Abstract

Large immigration flows of young Mexican women to the U.S.-Mexico border are increasing the demand for maternity services in the Southwest. To date no attempt has been made to determine how U.S. births are distributed among stable, permanent residents and transient migrants, such as border residents of Mexico who enter the U.S. temporarily, yet long enough to use health services. This exploratory study examines factors associated with childbirth in California by Border residents of Tijuana, Mexico. Data on 184 women, 15–44 years old, who gave birth between 1982–1987, were examined using a household survey and focus group discussions. The findings indicate that 10.4% of the sample crossed the border to give birth in the United States. Socio-economic and legal status, spoken English proficiency, history of U.S. residency, annual visits across the border, single parenthood and primiparity were factors significantly associated with childbirth in the United States.

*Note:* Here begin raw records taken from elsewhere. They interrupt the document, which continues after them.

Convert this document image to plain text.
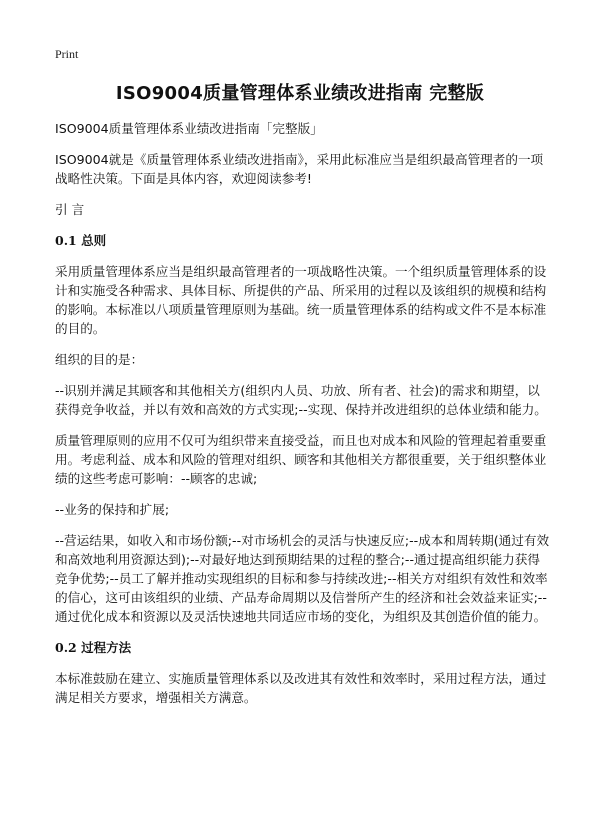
Print
ISO9004质量管理体系业绩改进指南 完整版

ISO9004质量管理体系业绩改进指南「完整版」

ISO9004就是《质量管理体系业绩改进指南》，采用此标准应当是组织最高管理者的一项战略性决策。下面是具体内容，欢迎阅读参考!

引 言

0.1 总则

采用质量管理体系应当是组织最高管理者的一项战略性决策。一个组织质量管理体系的设计和实施受各种需求、具体目标、所提供的产品、所采用的过程以及该组织的规模和结构的影响。本标准以八项质量管理原则为基础。统一质量管理体系的结构或文件不是本标准的目的。

组织的目的是：

--识别并满足其顾客和其他相关方(组织内人员、功放、所有者、社会)的需求和期望，以获得竞争收益，并以有效和高效的方式实现;--实现、保持并改进组织的总体业绩和能力。

质量管理原则的应用不仅可为组织带来直接受益，而且也对成本和风险的管理起着重要重用。考虑利益、成本和风险的管理对组织、顾客和其他相关方都很重要，关于组织整体业绩的这些考虑可影响：--顾客的忠诚;

--业务的保持和扩展;

--营运结果，如收入和市场份额;--对市场机会的灵活与快速反应;--成本和周转期(通过有效和高效地利用资源达到);--对最好地达到预期结果的过程的整合;--通过提高组织能力获得竞争优势;--员工了解并推动实现组织的目标和参与持续改进;--相关方对组织有效性和效率的信心，这可由该组织的业绩、产品寿命周期以及信誉所产生的经济和社会效益来证实;--通过优化成本和资源以及灵活快速地共同适应市场的变化，为组织及其创造价值的能力。

0.2 过程方法

本标准鼓励在建立、实施质量管理体系以及改进其有效性和效率时，采用过程方法，通过满足相关方要求，增强相关方满意。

These factors, in addition to social class differentials in attitudes towards U.S. obstetrical care and citizenship-by-birth need to be examined in future studies of cross-border utilization of services. The findings also demonstrate that most U.S. deliveries were in the private sector and paid for out of pocket, representing a very low public health burden. Changes in Medicaid legislation, which have extended maternity care coverage to the undocumented, may encourage deliveries in the public sector. These effects, coupled with the bridging effects that newly legalized immigrant networks exert on friends and relatives, familiarizing them with U.S. health care resources, will require monitoring to determine changes in demand for U.S. maternity care by this population.